Prolog

468 22 2
                                    

AIR menyentuh bumi. Langit seakan ikut menangis menerima kenyataan hari ini. Jantung yang sangat sakit dan dihimpit, sangat terasa oleh seluruh orang yang hadir. Payung-payung hitam menambahkan kelengkapan yang menyelimuti kesedihan mereka. Tangis dan keheningan bercampur, menjadi sangat menyedihkan.

Kehilangan.

Itu yang paling mencolok di tempat ini.
Tempat terakhir manusia di bumi.
Tempat kita pulang untuk selamanya.
Rumah terakhir manusia.

Sebagian ada yang menangis karna sedih dan merasa bersalah. Sebagian lagi tidak dapat menangis dan merasa waktu telah terhenti seketika.

Contoh saja Vandra, dia hanya berjongkok dalam diam dan menatap pusara di depannya dengan tatapan datar. Masih baru. Tanahnya masih merah dan masih banyak bunga-bunga yang baru di tabur dengan isak tangis. Ia menyentuh pusara tersebut dengan lembut. Seolah pemilik tersebut adalah manusia yang pantas ia sayangi.

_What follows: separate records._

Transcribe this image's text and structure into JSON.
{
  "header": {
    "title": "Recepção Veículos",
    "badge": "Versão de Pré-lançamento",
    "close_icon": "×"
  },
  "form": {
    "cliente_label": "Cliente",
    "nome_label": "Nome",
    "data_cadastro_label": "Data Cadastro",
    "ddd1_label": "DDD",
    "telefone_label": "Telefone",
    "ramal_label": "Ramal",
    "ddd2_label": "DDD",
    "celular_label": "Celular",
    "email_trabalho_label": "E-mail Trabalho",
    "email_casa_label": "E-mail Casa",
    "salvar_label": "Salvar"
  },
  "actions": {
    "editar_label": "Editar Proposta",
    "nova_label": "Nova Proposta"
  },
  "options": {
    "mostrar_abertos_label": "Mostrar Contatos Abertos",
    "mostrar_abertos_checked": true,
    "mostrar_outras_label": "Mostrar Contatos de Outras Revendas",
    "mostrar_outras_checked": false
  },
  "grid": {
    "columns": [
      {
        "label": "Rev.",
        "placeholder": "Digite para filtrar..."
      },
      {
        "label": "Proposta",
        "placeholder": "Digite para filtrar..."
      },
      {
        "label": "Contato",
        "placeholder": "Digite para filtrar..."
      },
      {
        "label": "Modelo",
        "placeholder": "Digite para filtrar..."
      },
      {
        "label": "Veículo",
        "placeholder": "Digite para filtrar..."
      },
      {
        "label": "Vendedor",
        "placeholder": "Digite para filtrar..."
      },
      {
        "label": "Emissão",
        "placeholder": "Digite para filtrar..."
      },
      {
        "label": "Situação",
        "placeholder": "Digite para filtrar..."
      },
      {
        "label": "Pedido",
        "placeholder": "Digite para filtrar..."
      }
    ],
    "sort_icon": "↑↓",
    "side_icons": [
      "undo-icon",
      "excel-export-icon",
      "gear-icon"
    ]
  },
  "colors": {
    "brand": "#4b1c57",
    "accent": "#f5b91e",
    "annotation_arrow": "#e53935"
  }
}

"Gita! Bangun!" Vandra berseru, masih dengan wajah datar. Ia menoleh, menatap pusara satunya lagi yang juga masih baru. Tepat di samping pusara yang ia elus. "Bara! Kok lo ikutan tidur juga, sih?" tanyanya, seolah penghuni pusara itu ada di depannya. Semua orang di sana menatap Vandra dengan tatapan sendu beserta air mata. Vandra mengabaikannya, ia masih tidak percaya dengan apa yang terjadi pada hari ini.

Matanya menatap kedua pusara tersebut secara bergantian. Tanggal yang sama, bulan yang sama, dan tahun yang sama. Cinta sejati. Kata yang tepat adalah kata itu. Vandra menatap kembali pusara di depannya. "Git! Bangun, kenapa?"

Tidak ada respon.

"Gita! Bangun!"

"...." tidak ada jawaban.

"Git!! Bangun!"

"...."

"Gita!!! Bangun!"

"...."

"Git!!!! Bangun!"

"...."

"GITA, BANGUN?!!?!!" teriakan itu membuat seseorang yang tadinya masih tidur di atas kasur dengan selimut yang menyemuti tubuhnya, langsung bangun dengan kaget.

Gita Liliana, perempuan yang baru saja mendapat teriakan dari Vandra, menatap sahabatnya dengan horror. "Kok lo bisa disini?"

"Lo pikir?!" Vandra bertanya balik dengan tangan yang berkacak pinggang. "Lo liat tuh jam! Liat udah jam berapa!"

Gita refleks menatap jam waker yang berada di atas nakas. "MAMPUS! JAM SETENGAH TUJUH, VAN!" Gita berteriak kencang dan langsung lari ke kamar mandi dengan terbirit-birit. Dalam perjalanannya, satu yang mengganjal di hati Gita.

Tadi, gue mimpi apa ya?

***

Bara Alraka bangun dengan tenang, dan berjalan santai menuju ke kamar mandi. Ini 'baru' jam setengah tujuh. Ia bahkan dapat ke sekolah jam sepuluh pagi kalau ia mau. Saat ia melakukan aktivitasnya, ada sesuatu yang menggannjal di hati Bara.

Tadi, gue mimpi apa ya?

Setelah bersiap, Bara pun pergi ke sekolah dengan mobil sport yang selalu ia pakai. Ia menatap rumah Gita sekilas, dan kembali menatap jalanan.

***

Setalah menyalimi Ayahnya, Gita berangkat dengan Vandra menggunakan mobil lamborgini milik Vandra, membelah jalanan di kompleknya. Menuju sekolah, dengan perasaan sedikit mengganjal akibat mimpinya barusan.

"GOOD MORNING GAIS!" Seru Gita dengan semangat saat memasuki kelasnya dan langsung duduk di bangkunya, tanpa memperdulikan kata-kata sewot dari teman-teman sekelasnya yang terganggu oleh teriakan Gita saat mereka sedang menyalin pr. "MIL! ADA PR APA?" tanya Gita, masih berteriak.